Choć do tej pory widzowie zobaczyli tylko jeden film z kinowego uniwersum DC Comics, to już wkrótce sytuacja ta ma się mocno zmienić. Tak przynajmniej wynika ze słów szefa Time Warner Jeffa Bewkesa wypowiedzianych na dorocznym spotkaniu koncernu w Atlancie.
Bewkes zapowiedział, że w ciągu najbliższych kilku lat Warner Bros. wprowadzi do kin co najmniej 10 filmów powstałych na bazie tytułów DC Comics. Szef Time Warner ma olbrzymie oczekiwania wobec widowiska
"Batman v Superman: Świt sprawiedliwości". Nazwał go "najbardziej oczekiwanym filmem 2016 roku".

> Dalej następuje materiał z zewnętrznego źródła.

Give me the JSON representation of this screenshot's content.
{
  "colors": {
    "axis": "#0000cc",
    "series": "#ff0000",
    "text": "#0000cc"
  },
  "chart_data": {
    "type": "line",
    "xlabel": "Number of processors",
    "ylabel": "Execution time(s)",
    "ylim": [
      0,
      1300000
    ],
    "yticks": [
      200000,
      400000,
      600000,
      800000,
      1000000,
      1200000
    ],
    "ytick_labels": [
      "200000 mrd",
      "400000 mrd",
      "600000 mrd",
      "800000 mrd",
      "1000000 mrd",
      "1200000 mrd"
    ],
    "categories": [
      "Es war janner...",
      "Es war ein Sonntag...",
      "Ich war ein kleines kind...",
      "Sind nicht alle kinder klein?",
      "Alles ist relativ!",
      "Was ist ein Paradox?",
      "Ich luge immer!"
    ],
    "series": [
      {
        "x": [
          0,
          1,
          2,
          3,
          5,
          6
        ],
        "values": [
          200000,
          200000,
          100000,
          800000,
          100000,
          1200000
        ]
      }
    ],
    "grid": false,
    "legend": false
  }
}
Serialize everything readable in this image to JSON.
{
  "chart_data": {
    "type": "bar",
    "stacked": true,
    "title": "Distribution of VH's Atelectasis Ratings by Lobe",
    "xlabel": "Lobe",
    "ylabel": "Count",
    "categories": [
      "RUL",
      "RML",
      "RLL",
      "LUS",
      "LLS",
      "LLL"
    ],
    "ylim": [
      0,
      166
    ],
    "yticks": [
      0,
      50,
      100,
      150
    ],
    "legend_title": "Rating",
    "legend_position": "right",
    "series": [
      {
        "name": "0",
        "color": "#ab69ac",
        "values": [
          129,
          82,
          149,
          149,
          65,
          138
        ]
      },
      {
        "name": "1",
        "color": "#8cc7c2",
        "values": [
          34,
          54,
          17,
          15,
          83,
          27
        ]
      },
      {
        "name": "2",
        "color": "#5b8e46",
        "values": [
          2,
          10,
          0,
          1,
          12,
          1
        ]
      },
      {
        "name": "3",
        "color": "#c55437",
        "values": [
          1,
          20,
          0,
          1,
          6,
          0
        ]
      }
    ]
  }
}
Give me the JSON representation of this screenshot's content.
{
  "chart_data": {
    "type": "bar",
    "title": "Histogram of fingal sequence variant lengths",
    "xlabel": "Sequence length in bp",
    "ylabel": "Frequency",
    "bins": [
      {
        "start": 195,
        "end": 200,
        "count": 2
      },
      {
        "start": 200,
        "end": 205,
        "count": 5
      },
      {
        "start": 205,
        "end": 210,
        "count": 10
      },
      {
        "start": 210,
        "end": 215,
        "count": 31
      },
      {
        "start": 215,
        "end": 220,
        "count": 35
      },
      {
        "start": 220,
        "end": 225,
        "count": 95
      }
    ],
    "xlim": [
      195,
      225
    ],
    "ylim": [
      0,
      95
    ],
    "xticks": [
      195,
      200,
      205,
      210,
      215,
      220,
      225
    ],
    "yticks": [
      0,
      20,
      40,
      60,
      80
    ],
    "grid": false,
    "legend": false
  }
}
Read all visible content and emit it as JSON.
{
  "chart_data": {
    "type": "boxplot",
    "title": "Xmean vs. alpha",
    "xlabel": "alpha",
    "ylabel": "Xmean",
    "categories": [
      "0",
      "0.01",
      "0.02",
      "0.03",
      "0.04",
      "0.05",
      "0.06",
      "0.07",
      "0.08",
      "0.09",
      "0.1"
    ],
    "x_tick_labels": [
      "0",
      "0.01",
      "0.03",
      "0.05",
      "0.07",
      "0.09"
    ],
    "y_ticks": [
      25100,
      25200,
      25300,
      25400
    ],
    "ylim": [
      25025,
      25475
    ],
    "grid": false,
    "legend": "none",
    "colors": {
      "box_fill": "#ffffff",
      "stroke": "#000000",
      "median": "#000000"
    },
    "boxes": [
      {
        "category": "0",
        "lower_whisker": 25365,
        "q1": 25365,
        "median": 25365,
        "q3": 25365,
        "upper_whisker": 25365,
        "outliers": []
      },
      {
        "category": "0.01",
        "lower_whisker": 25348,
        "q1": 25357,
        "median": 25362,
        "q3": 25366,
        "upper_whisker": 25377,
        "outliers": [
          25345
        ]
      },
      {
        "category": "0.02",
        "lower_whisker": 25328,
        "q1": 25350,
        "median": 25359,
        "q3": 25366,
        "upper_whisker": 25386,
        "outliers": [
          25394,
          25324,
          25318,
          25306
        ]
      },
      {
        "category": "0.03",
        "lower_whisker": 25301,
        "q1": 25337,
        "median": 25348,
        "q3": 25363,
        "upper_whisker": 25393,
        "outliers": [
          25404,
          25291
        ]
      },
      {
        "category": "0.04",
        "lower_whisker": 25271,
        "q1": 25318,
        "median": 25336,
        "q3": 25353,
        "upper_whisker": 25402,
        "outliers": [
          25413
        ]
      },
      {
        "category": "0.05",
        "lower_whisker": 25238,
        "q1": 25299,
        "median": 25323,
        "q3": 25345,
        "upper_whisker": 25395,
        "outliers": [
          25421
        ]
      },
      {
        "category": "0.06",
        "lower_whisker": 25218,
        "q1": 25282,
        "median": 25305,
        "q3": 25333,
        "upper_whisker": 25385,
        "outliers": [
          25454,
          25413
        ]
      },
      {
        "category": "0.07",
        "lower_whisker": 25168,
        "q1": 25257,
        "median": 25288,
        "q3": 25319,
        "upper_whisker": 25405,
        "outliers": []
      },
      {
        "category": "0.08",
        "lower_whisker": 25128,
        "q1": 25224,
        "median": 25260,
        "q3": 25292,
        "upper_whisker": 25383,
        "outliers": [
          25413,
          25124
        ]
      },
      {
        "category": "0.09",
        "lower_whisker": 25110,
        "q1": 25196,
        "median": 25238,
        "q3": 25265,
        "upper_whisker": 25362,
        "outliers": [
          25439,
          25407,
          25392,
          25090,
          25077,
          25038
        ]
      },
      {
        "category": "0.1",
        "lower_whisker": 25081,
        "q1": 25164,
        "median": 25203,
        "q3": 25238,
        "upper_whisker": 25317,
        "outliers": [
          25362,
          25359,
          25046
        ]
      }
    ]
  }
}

Niestety Bewkes nie powiedział, jakie widowiska miał na myśli. Liczba "10" może wydawać się duża, ale to oznacza jedynie potwierdzenie planu, który już znamy, a który wygląda tak:
Rok 2016:
"Batman v Superman: Świt sprawiedliwości" i
"Suicide Squad" Rok 2017:
"Wonder Woman" i
"Justice League Part One" Rok 2018:
"The Flash" i
"Aquaman" Rok 2019:
"Shazam" i
"Justice League Part Two" Rok 2020:
"Cyborg" i
"Green Lantern" Tytuły te wyczerpują pulę dziesięciu filmów. Co więc z samodzielnymi filmami Supermana i Batmana? Co z
"Justice League Dark"? Co z
"Lobo"? W planach były też takie obrazy jak
"Hawkman" i
"Metal Men" oraz spin-offy
"Suicide Squad" "Deathstroke" i
"Booster Gold".
Patrząc przez pryzmat tych tytułów, liczba "10" wcale nie wydaje się aż tak imponująca.